Balle ou ballon ?

Le ballon

par Michel Dupré

Balle ou ballon ?

Le ballon

par Michel Dupré

Soit au musée d’Orsay un tableau. Avant d’approcher pour lire le cartel l’oeuvre a été vue, et d’une certaine façon, déjà interprétée.

Parmi de grandes plages mates, vert et ocre, avec leurs corrélats sombres, noir-bleu et brun violacé, un enfant -fillette ? garçonnet ?- court. Un chapeau jaune à ruban rouge, sorte de canotier à large bord d’où émergent des cheveux blonds, laisse imaginer un visage charmant. Chaussé de petites bottes d’un orange éteint, vêtu d’une sorte de blouse boutonnée dans le dos, ailes de papillon d’un blanc éclatant dans la lumière sèche, l’enfant trotte dans l’allée vers une (sa ?) balle rouge. Sur le sol de l’allée, son ombre mouvante le précède et participe à l’agitation de sa course. Il sautille en biais, en direction de la tache colorée posée en toute franchise, à droite, un peu plus haut que lui pour dire l’effort de la course que le regard du spectateur suit -invente. Image instantanée, vue plongeante, observée et reconstruite par le peintre touché par la grâce de la banalité de l’événement.

Dans le haut de la toile, le vert blafard de la pelouse sombre, hachée de touches courbes, et celui des lourdes frondaisons pèse sur la scène. Près du bord, traités en frottis horizontaux, les feuillages semblent indiquer une fuite vers le fond supposé de l’allée noyée dans l’ombre. Tout au fond, deux silhouettes tranquilles, côte à côte, bleu, blanc, en reprise des couleurs, ombre-lumière, du vêtement de l’enfant.

En somme, un enfant court après sa balle dans l’allée du parc. Au loin deux femmes. Il fait beau. Il fait chaud. 33 degrés peut-être. Mais pourquoi diable Valloton nous parle-t-il de « Ballon » alors qu’il nous montre une balle ?

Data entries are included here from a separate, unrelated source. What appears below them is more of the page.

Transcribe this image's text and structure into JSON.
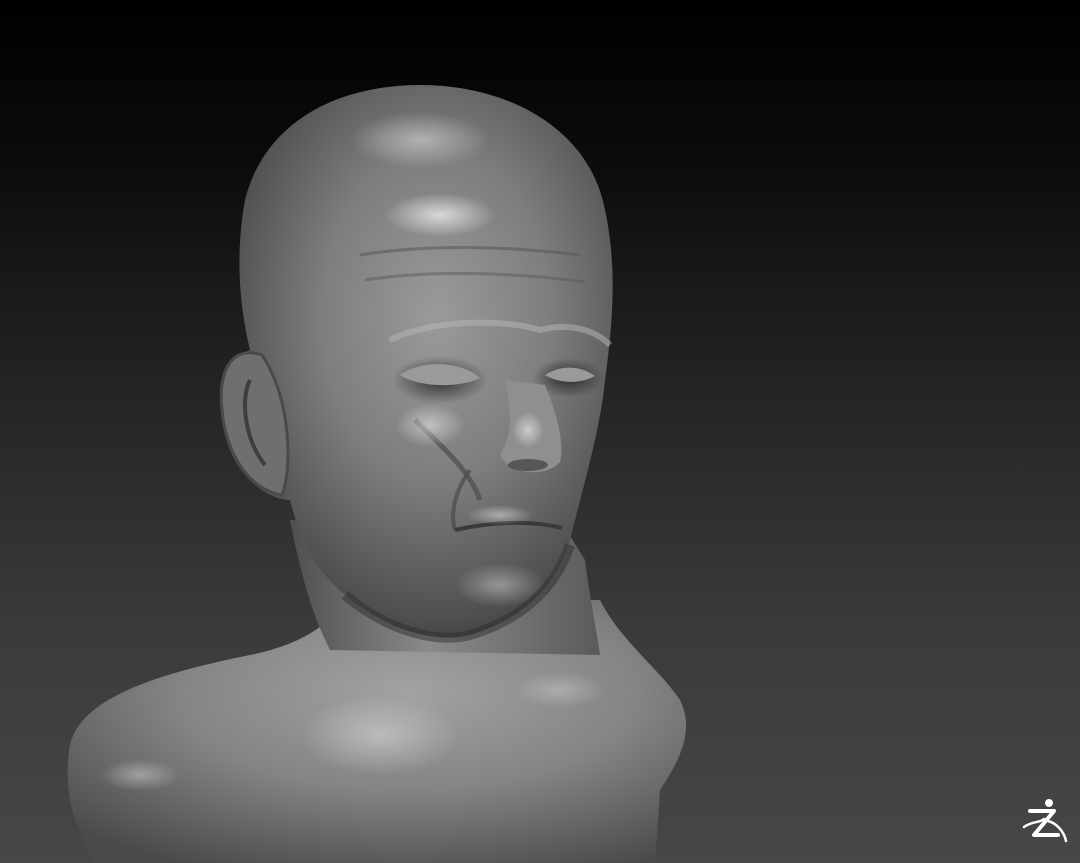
{
  "app": {
    "name": "ZBrush",
    "viewport_background": "#2a2a2a",
    "mesh_color": "#8c8c8c"
  },
  "viewport": {
    "subject": "sculpted-head-bust",
    "logo_icon": "zbrush-logo-icon"
  }
}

La structure de l’image oriente la lecture : oblique montante de gauche à droite, du sombre au clair, forme en pointe aiguë de la zone d’ombre telle une flèche vers la lumière, rouge du ruban du chapeau lié au rouge sur fond ocre de la balle, large courbe de l’allée, etc. Et s’impose la course de l’enfant vers sa balle. Quand tout est mis en oeuvre pour attirer le regard vers le jouet de l’enfant, le titre me demande, impératif, de changer de regard pour voir, à gauche, posé là, dans l’ombre, gris, morne, à peine visible, le Ballon. Une fois perçu ce cercle jaunâtre, s’instaure alors une sorte d’étrange schème oblique et symétrique faisant se croiser deux axes imaginaires : de l’enfant vers les deux femmes (avant-arrière) d’une part, d’autre part, du ballon à la balle (gauche-droite). La platitude générale produite par la mise en équivalence des valeurs et la matité de l’ensemble s’efface pour laisser la place à un espace perspectif basculé.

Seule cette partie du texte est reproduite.